Oui. L’idéologie de la réduction à tout prix de la sphère publique au bénéfice du privé fait des ravages ! On le voit notamment avec les hôpitaux, l’éducation ou la justice. La volonté du gouvernement, c’est de plaquer les méthodes du privé sur le service public pour justifier la disparition d’un fonctionnaire sur deux. La mise en œuvre de la RGPP répond d’ailleurs à ce seul objectif. Les services publics de proximité subissent naturellement de plein fouet les effets de cette politique. À commencer par les associations qui assurent le lien social sur l’ensemble du territoire. Tout ceci est extrêmement grave et inquiétant.
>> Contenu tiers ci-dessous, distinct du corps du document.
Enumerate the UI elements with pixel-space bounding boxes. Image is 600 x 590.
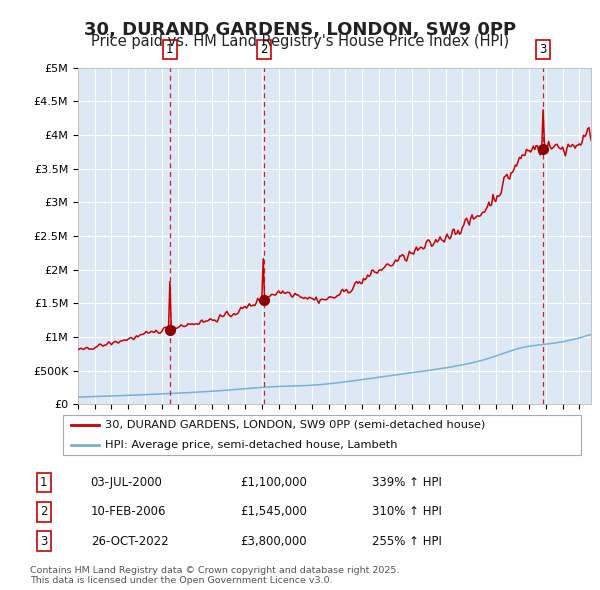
Text: 03-JUL-2000: 03-JUL-2000	[91, 476, 163, 489]
Text: Price paid vs. HM Land Registry's House Price Index (HPI): Price paid vs. HM Land Registry's House …	[91, 34, 509, 49]
Text: 255% ↑ HPI: 255% ↑ HPI	[372, 535, 442, 548]
Text: 1: 1	[166, 43, 173, 56]
Text: 2: 2	[260, 43, 268, 56]
Text: £1,545,000: £1,545,000	[240, 505, 307, 519]
Text: 30, DURAND GARDENS, LONDON, SW9 0PP: 30, DURAND GARDENS, LONDON, SW9 0PP	[84, 21, 516, 39]
Text: 3: 3	[40, 535, 47, 548]
FancyBboxPatch shape	[62, 415, 581, 455]
Text: £3,800,000: £3,800,000	[240, 535, 307, 548]
Text: 310% ↑ HPI: 310% ↑ HPI	[372, 505, 442, 519]
Text: 26-OCT-2022: 26-OCT-2022	[91, 535, 169, 548]
Text: 339% ↑ HPI: 339% ↑ HPI	[372, 476, 442, 489]
Text: 10-FEB-2006: 10-FEB-2006	[91, 505, 166, 519]
Text: £1,100,000: £1,100,000	[240, 476, 307, 489]
Text: 3: 3	[539, 43, 547, 56]
Text: HPI: Average price, semi-detached house, Lambeth: HPI: Average price, semi-detached house,…	[104, 440, 397, 450]
Text: 1: 1	[40, 476, 47, 489]
Text: 2: 2	[40, 505, 47, 519]
Text: Contains HM Land Registry data © Crown copyright and database right 2025.
This d: Contains HM Land Registry data © Crown c…	[30, 566, 400, 585]
Text: 30, DURAND GARDENS, LONDON, SW9 0PP (semi-detached house): 30, DURAND GARDENS, LONDON, SW9 0PP (sem…	[104, 420, 485, 430]
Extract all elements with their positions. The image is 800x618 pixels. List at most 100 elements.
Que suggérez-vous en échange ?
Fidèles à l’héritage républicain, nous proposons un nouvel acte de la décentralisation. Nous abrogerons donc ce texte dès notre retour aux responsabilités et mettrons en œuvre une grande réforme de progrès, qui confortera les collectivités pour agir au service de la solidarité, de l’emploi, du développement économique et de l’aménagement du territoire. Une réforme qui permettra à la démocratie d’être étendue et aux services publics locaux d’être étendus.
Précisément, quelles sont les conditions d’un acte III de la décentralisation réussi ?
Il nous faudra repenser les principes d’une bonne organisation territoriale, en organisant préalablement une large concertation. Un consensus politique est en effet indispensable sur le sujet. Nous devrons également engager une réforme fiscale ambitieuse en mettant l’accent sur la diminution des inégalités territoriales. Ce qui transite par une refonte complète des impôts locaux, en veillant à un juste équilibre entre entreprises et ménages. Le calcul des taxes prélevées sur les particuliers devra d’ailleurs impérativement tenir compte des revenus pour remédier aux inégalités de traitement dans l’acquittement de la taxe d’habitation.
D’autre part, l’instauration d’une cotisation sur la valeur ajoutée peut s’avérer utile pour peu que les entreprises soient rattachées aux territoires. Préalablement à cette réforme, il est indispensable de mettre en place un mécanisme de péréquation, à la fois vertical - de l’État vers les collectivités locales - et horizontal - des territoires entre eux -, pour redistribuer les richesses en luttant contre les inégalités. Enfin, nous entendons interdire le cumul des mandats, accorder le droit de vote aux étrangers non communautaires aux élections municipales, améliorer et démocratiser le fonctionnement des intercommunalités, en instaurant le suffrage universel direct et en assurant la représentation des maires, et restaurer la parité, tout en clarifiant les compétences des collectivités en donnant de la substance à la notion de chef de file dans les régions et départements, sur la base d’expérimentations.